Question 577631
{{{13pi/12=pi+pi/12}}} , so our reference angle is {{{pi/12}}}
We calculate by reference to angles in the first quadrant whose terminal sides are reflections on the axes or the origin, and whose trigonometric functions have the same absolute value.
The two angles differ by {{{pi}}} or {{{180^o}}}
{{{pi/12}}} is in the first quadrant, where sine and cosine are positive, while
{{{13pi/12}}} is in the third quadrant where sine and cosine are negative.

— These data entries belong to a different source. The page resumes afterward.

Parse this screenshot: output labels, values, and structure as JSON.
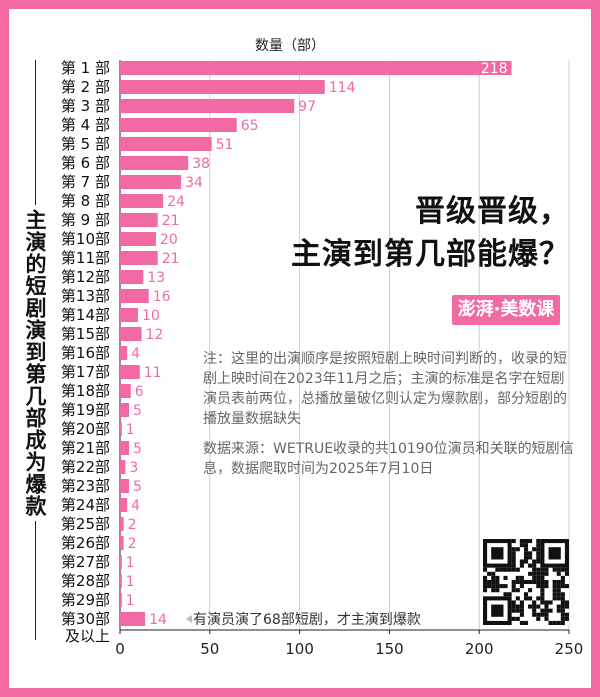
{
  "title_line1": "晋级晋级，",
  "title_line2": "主演到第几部能爆？",
  "vertical_title": "主演的短剧演到第几部成为爆款",
  "logo_text": "澎湃·美数课",
  "note": "注：这里的出演顺序是按照短剧上映时间判断的，收录的短剧上映时间在2023年11月之后；主演的标准是名字在短剧演员表前两位，总播放量破亿则认定为爆款剧，部分短剧的播放量数据缺失",
  "source": "数据来源：WETRUE收录的共10190位演员和关联的短剧信息，数据爬取时间为2025年7月10日",
  "annotation": "有演员演了68部短剧，才主演到爆款",
  "colors": {
    "bar": "#f16aa4",
    "frame": "#f16aa4",
    "label": "#f16aa4",
    "axis": "#222222"
  },
  "chart_data": {
    "type": "bar",
    "orientation": "horizontal",
    "title": "数量（部）",
    "categories": [
      "第 1 部",
      "第 2 部",
      "第 3 部",
      "第 4 部",
      "第 5 部",
      "第 6 部",
      "第 7 部",
      "第 8 部",
      "第 9 部",
      "第10部",
      "第11部",
      "第12部",
      "第13部",
      "第14部",
      "第15部",
      "第16部",
      "第17部",
      "第18部",
      "第19部",
      "第20部",
      "第21部",
      "第22部",
      "第23部",
      "第24部",
      "第25部",
      "第26部",
      "第27部",
      "第28部",
      "第29部",
      "第30部及以上"
    ],
    "values": [
      218,
      114,
      97,
      65,
      51,
      38,
      34,
      24,
      21,
      20,
      21,
      13,
      16,
      10,
      12,
      4,
      11,
      6,
      5,
      1,
      5,
      3,
      5,
      4,
      2,
      2,
      1,
      1,
      1,
      14
    ],
    "xlim": [
      0,
      250
    ],
    "xticks": [
      0,
      50,
      100,
      150,
      200,
      250
    ],
    "grid": true
  }
}
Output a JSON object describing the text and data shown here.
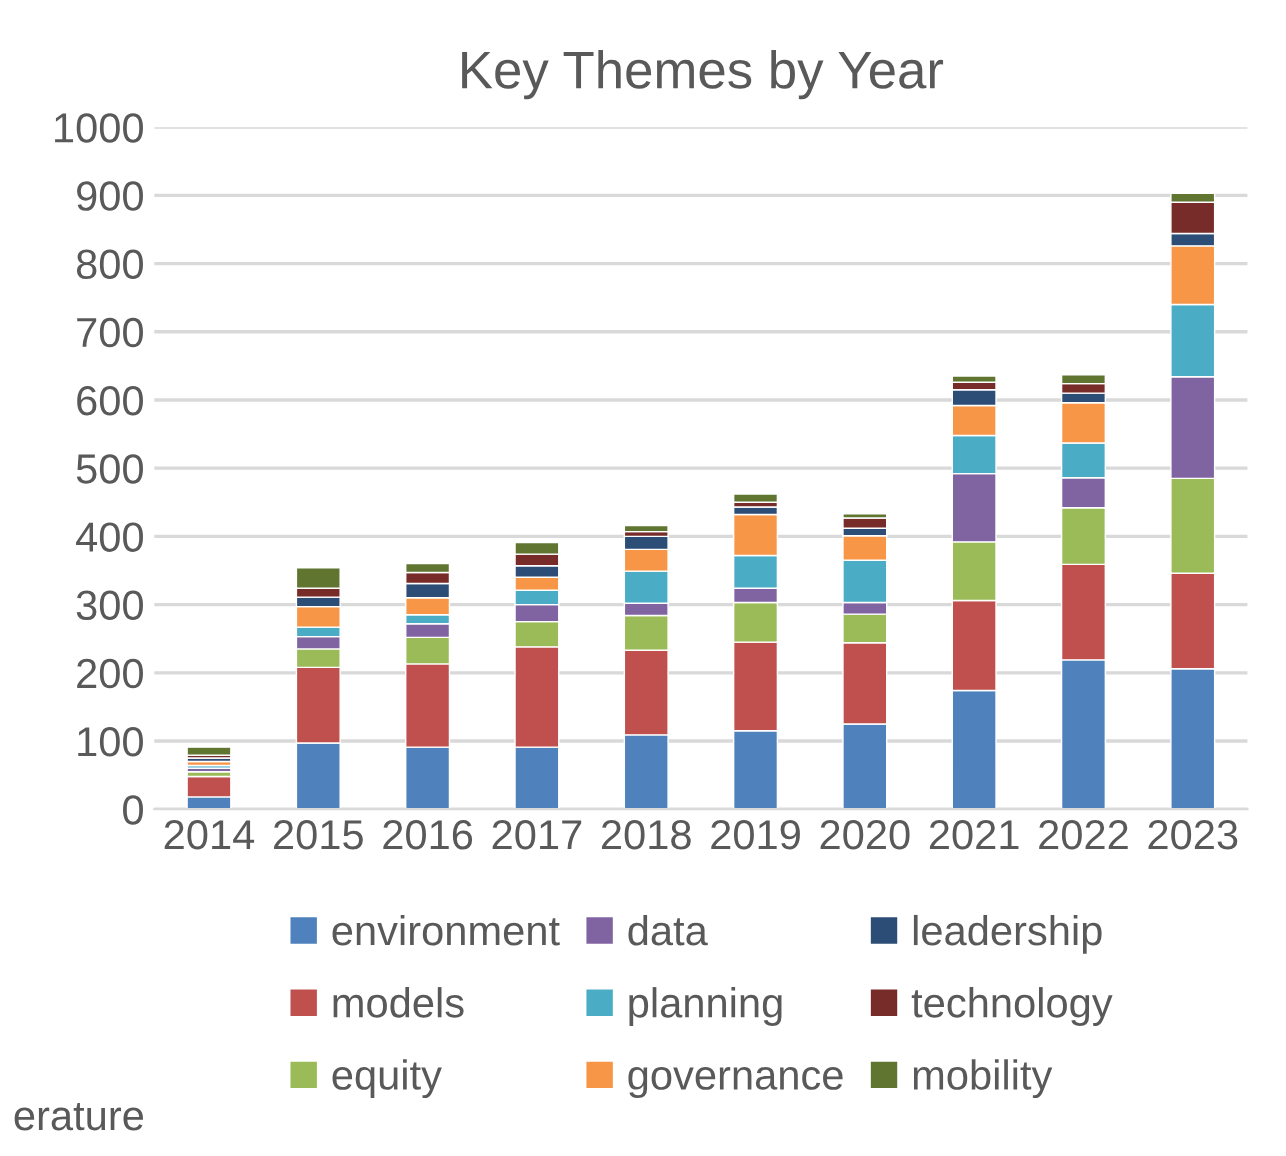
{
  "chart_data": {
    "type": "bar",
    "title": "Key Themes by Year",
    "stacked": true,
    "categories": [
      "2014",
      "2015",
      "2016",
      "2017",
      "2018",
      "2019",
      "2020",
      "2021",
      "2022",
      "2023"
    ],
    "series": [
      {
        "name": "environment",
        "color": "#4f81bd",
        "values": [
          18,
          97,
          91,
          91,
          109,
          115,
          125,
          174,
          219,
          206
        ]
      },
      {
        "name": "models",
        "color": "#c0504d",
        "values": [
          30,
          111,
          122,
          147,
          124,
          130,
          119,
          132,
          140,
          140
        ]
      },
      {
        "name": "equity",
        "color": "#9bbb59",
        "values": [
          7,
          27,
          39,
          37,
          51,
          58,
          42,
          86,
          83,
          139
        ]
      },
      {
        "name": "data",
        "color": "#8064a2",
        "values": [
          5,
          18,
          20,
          25,
          18,
          21,
          17,
          100,
          44,
          149
        ]
      },
      {
        "name": "planning",
        "color": "#4bacc6",
        "values": [
          4,
          14,
          13,
          21,
          47,
          48,
          62,
          56,
          51,
          106
        ]
      },
      {
        "name": "governance",
        "color": "#f79646",
        "values": [
          6,
          30,
          25,
          19,
          32,
          60,
          36,
          44,
          59,
          86
        ]
      },
      {
        "name": "leadership",
        "color": "#2c4d75",
        "values": [
          5,
          14,
          21,
          17,
          19,
          11,
          11,
          23,
          14,
          18
        ]
      },
      {
        "name": "technology",
        "color": "#772c2a",
        "values": [
          4,
          13,
          16,
          17,
          7,
          7,
          15,
          11,
          14,
          46
        ]
      },
      {
        "name": "mobility",
        "color": "#5f7530",
        "values": [
          12,
          30,
          13,
          17,
          9,
          12,
          6,
          9,
          13,
          13
        ]
      }
    ],
    "ylim": [
      0,
      1000
    ],
    "yticks": [
      0,
      100,
      200,
      300,
      400,
      500,
      600,
      700,
      800,
      900,
      1000
    ],
    "grid": "y",
    "legend": "bottom",
    "annotations": [
      "erature"
    ]
  }
}
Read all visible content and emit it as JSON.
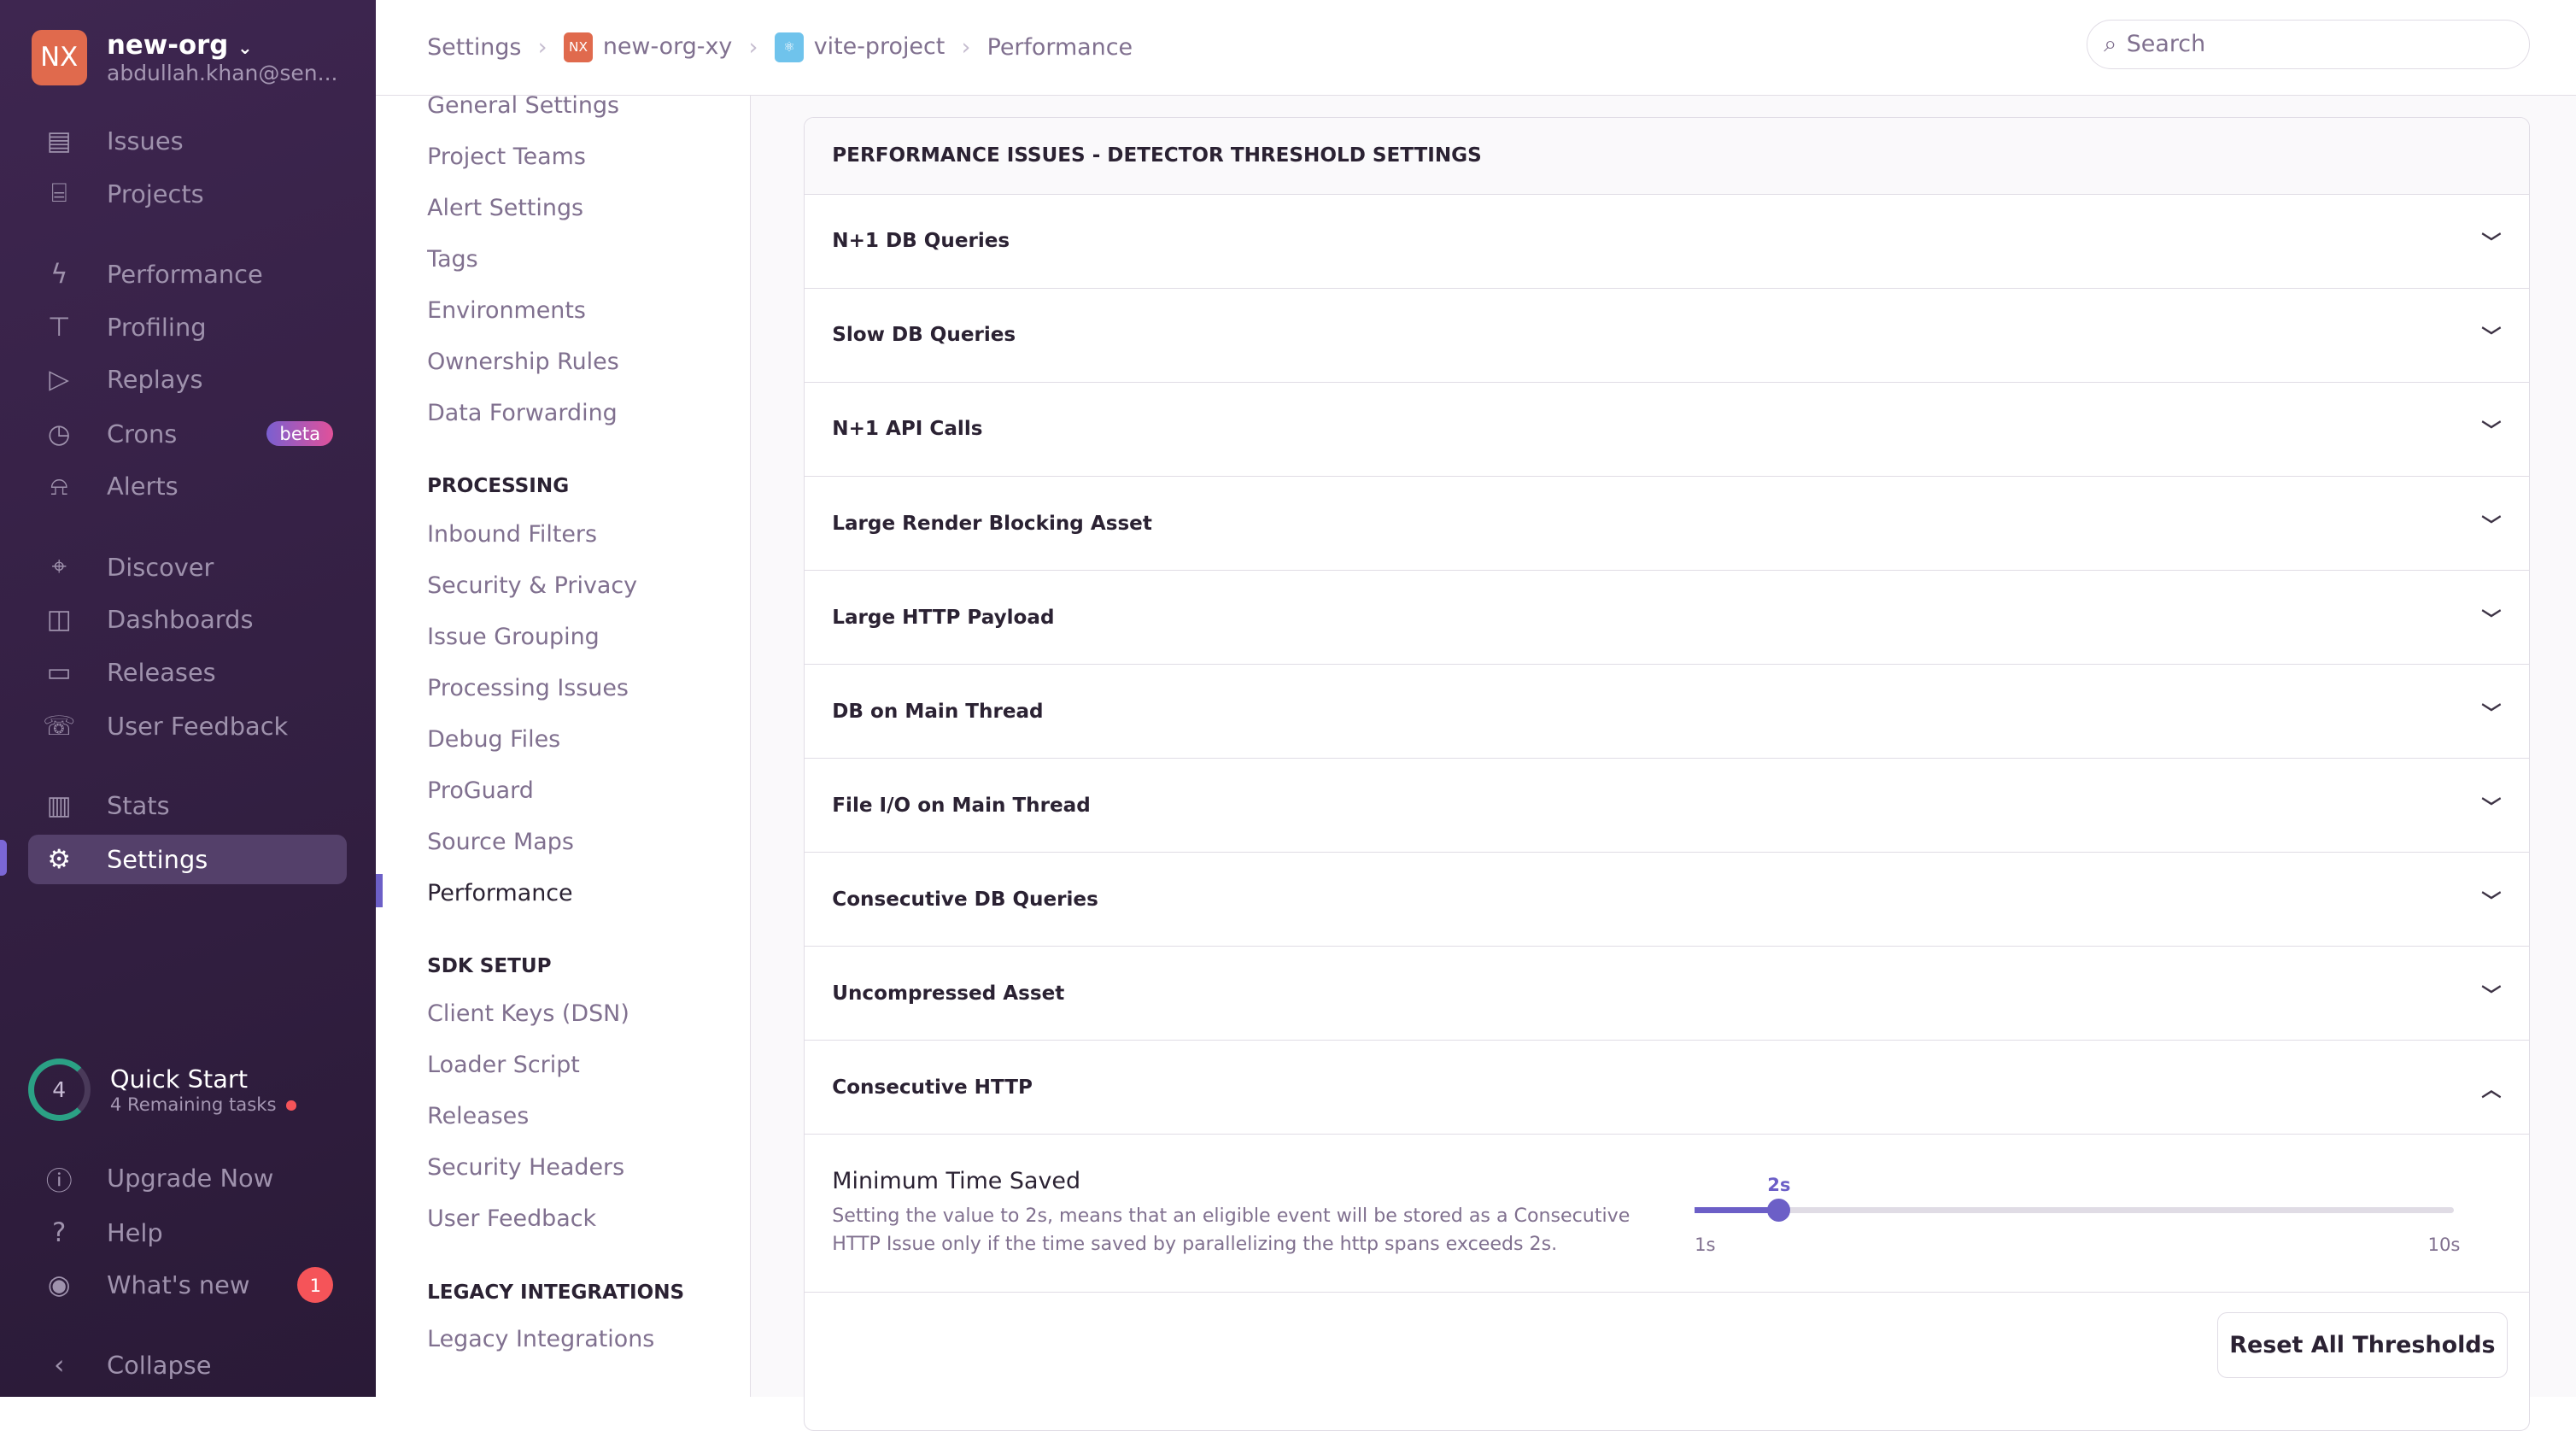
{
  "org": {
    "initials": "NX",
    "name": "new-org",
    "email": "abdullah.khan@sen..."
  },
  "nav": {
    "issues": "Issues",
    "projects": "Projects",
    "performance": "Performance",
    "profiling": "Profiling",
    "replays": "Replays",
    "crons": "Crons",
    "crons_badge": "beta",
    "alerts": "Alerts",
    "discover": "Discover",
    "dashboards": "Dashboards",
    "releases": "Releases",
    "user_feedback": "User Feedback",
    "stats": "Stats",
    "settings": "Settings",
    "upgrade": "Upgrade Now",
    "help": "Help",
    "whats_new": "What's new",
    "whats_new_count": "1",
    "collapse": "Collapse"
  },
  "quick_start": {
    "count": "4",
    "title": "Quick Start",
    "subtitle": "4 Remaining tasks"
  },
  "breadcrumb": {
    "settings": "Settings",
    "org": "new-org-xy",
    "org_icon": "NX",
    "project": "vite-project",
    "page": "Performance"
  },
  "search": {
    "placeholder": "Search"
  },
  "subnav": {
    "items1": [
      "General Settings",
      "Project Teams",
      "Alert Settings",
      "Tags",
      "Environments",
      "Ownership Rules",
      "Data Forwarding"
    ],
    "processing_head": "PROCESSING",
    "processing": [
      "Inbound Filters",
      "Security & Privacy",
      "Issue Grouping",
      "Processing Issues",
      "Debug Files",
      "ProGuard",
      "Source Maps",
      "Performance"
    ],
    "sdk_head": "SDK SETUP",
    "sdk": [
      "Client Keys (DSN)",
      "Loader Script",
      "Releases",
      "Security Headers",
      "User Feedback"
    ],
    "legacy_head": "LEGACY INTEGRATIONS",
    "legacy": [
      "Legacy Integrations"
    ]
  },
  "panel": {
    "title": "PERFORMANCE ISSUES - DETECTOR THRESHOLD SETTINGS",
    "rows": [
      "N+1 DB Queries",
      "Slow DB Queries",
      "N+1 API Calls",
      "Large Render Blocking Asset",
      "Large HTTP Payload",
      "DB on Main Thread",
      "File I/O on Main Thread",
      "Consecutive DB Queries",
      "Uncompressed Asset",
      "Consecutive HTTP"
    ],
    "expanded": {
      "title": "Minimum Time Saved",
      "description": "Setting the value to 2s, means that an eligible event will be stored as a Consecutive HTTP Issue only if the time saved by parallelizing the http spans exceeds 2s.",
      "slider": {
        "value_label": "2s",
        "value": 2,
        "min": 1,
        "max": 10,
        "min_label": "1s",
        "max_label": "10s"
      }
    },
    "reset": "Reset All Thresholds"
  },
  "colors": {
    "accent": "#6c5fc7",
    "sidebar": "#3e2650",
    "org_badge": "#e06a4d",
    "project_icon": "#6fc3ec"
  }
}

{{{sin(13pi/12)=-sin(pi/12)}}}
The only angles in the first quadrant whose trigonometric function values I remember are {{{0}}}, {{{pi/6}}}, {{{pi/4}}}, {{{pi/3}}} and {{{pi/2}}} (0, 30, 45, 60, and 90 degrees).
For any other angles, I need those trigonometric identity formulas.
I search for them, and find
{{{sin(alpha/2)=sqrt((1-cos(alpha))/2)}}} with a sign to be determined
I know that {{{cos(pi/6)=sqrt(3)/2}}}
{{{pi/12=(pi/6)/2}}}, and both angles are in the first quadrant with positive values for ther trigonometric functions, so
{{{sin(pi/12)=sqrt((1-cos(alpha))/2)=sqrt((1-(sqrt(3)/2))/2)=
sqrt((((2-sqrt(3))/2))/2)=sqrt((2-sqrt(3))/4)=sqrt(2-sqrt(3))/2}}}
(If there is a way to make it look prettier than that, I do not know it.)
So {{{highlight(sin(13pi/12)=-sqrt(2-sqrt(3))/2)}}}